Here the graph is visually appealing, but may be harder to compare as the bars representing the preference for each movie are not properly aligned side by side.
ggplot(movies_analysis, aes(x = Age_Group, y = Pct_Liked, fill = Movie)) +
geom_bar(stat = "identity", position = "stack") +
labs(
title = "Individual Like Percentage vs Age Group (Stacked)",
x = "Age Group",
y = "Percentage"
)
Here the separate graphs represent each and within each graph is a comparison of their preferences by . The individual graphs allow easier comparison.
ggplot(movies_analysis, aes(x = Age_Group, y = Pct_Liked, fill = Movie)) +
facet_wrap(~ Movie) +
geom_bar(stat = "identity") +
labs(
title = "Individual Liked Percentage vs Age Group (Separated)",
x = "Age Group",
y = "Percentage"
)
I likewise visualized it by comparing the like percentages of each movie and filled by age group. I also swapped the axes for better readability.

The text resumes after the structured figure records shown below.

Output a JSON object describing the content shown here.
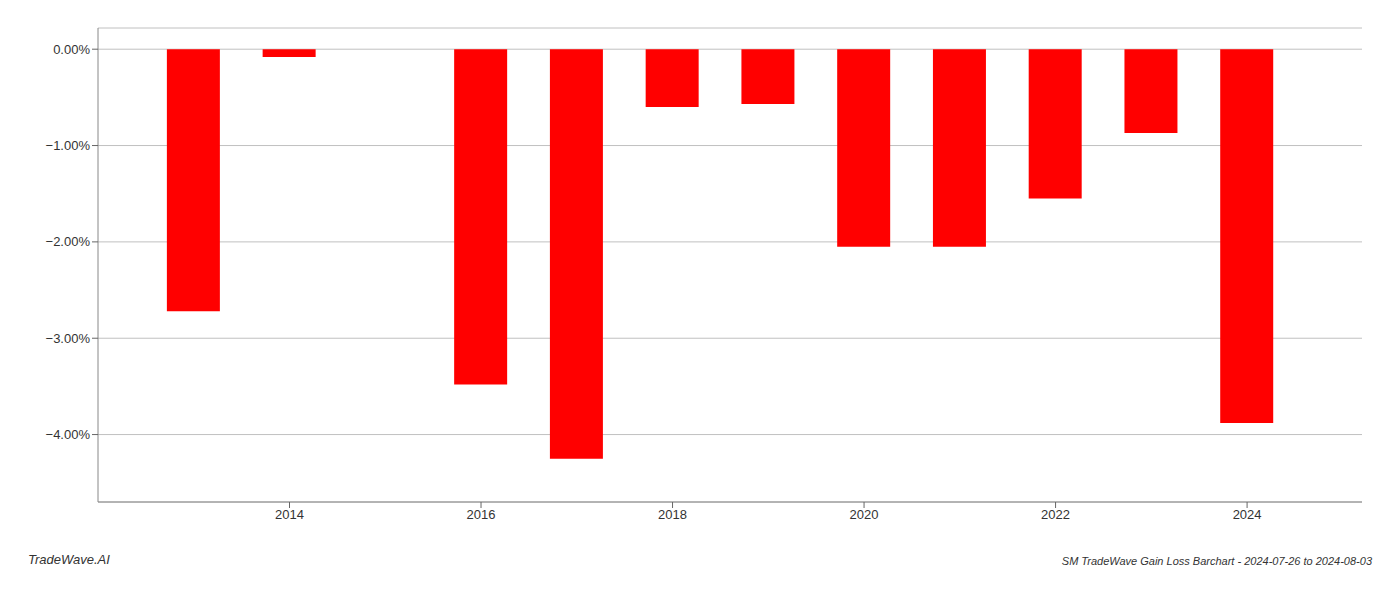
{
  "chart_data": {
    "type": "bar",
    "title": "SM TradeWave Gain Loss Barchart - 2024-07-26 to 2024-08-03",
    "annotations": [
      "TradeWave.AI"
    ],
    "x": [
      2013,
      2014,
      2016,
      2017,
      2018,
      2019,
      2020,
      2021,
      2022,
      2023,
      2024
    ],
    "values": [
      -2.72,
      -0.08,
      -3.48,
      -4.25,
      -0.6,
      -0.57,
      -2.05,
      -2.05,
      -1.55,
      -0.87,
      -3.88
    ],
    "color": "#ff0000",
    "xlim": [
      2012.0,
      2025.2
    ],
    "xticks": [
      2014,
      2016,
      2018,
      2020,
      2022,
      2024
    ],
    "ylim": [
      -4.7,
      0.22
    ],
    "yticks": [
      {
        "value": 0,
        "label": "0.00%"
      },
      {
        "value": -1,
        "label": "−1.00%"
      },
      {
        "value": -2,
        "label": "−2.00%"
      },
      {
        "value": -3,
        "label": "−3.00%"
      },
      {
        "value": -4,
        "label": "−4.00%"
      }
    ],
    "grid": true
  }
}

ggplot(movies_analysis, aes(x = Pct_Liked, y = Movie, fill = Age_Group)) +
geom_bar(stat = 'identity') +
labs(
title = "Liked Percentage vs Movie (Stacked)",
x = "Percentage",
y = "Movie"
)
Here the separate graphs represent each and within each graph is a comparison of their preference by .
ggplot(movies_analysis, aes(x = Pct_Liked, y = Movie, fill = Age_Group)) +
facet_wrap(~ Age_Group) +
geom_bar(stat = 'identity') +
labs(
title = "Liked Percentage vs Movie (Separated)",
x = "Percentage",
y = "Movie"
)
My analysis focused on comparing the spread of the data according to age group as well as comparing percentages of preference. In comparing the standard deviations of overall preferred movie percentages for each age group, we observe that older raters had a standard deviation of 0.2611903, while younger raters had a standard deviation of 0.4444326. This indicates that older raters were more consistent in their movie preferences. When comparing the actual percentages of liked movies, whether by age group overall or individual movies, we see that older people liked movies less than younger people did. Based on this analysis, older people seemed to like movies less and were more assertive in their preference.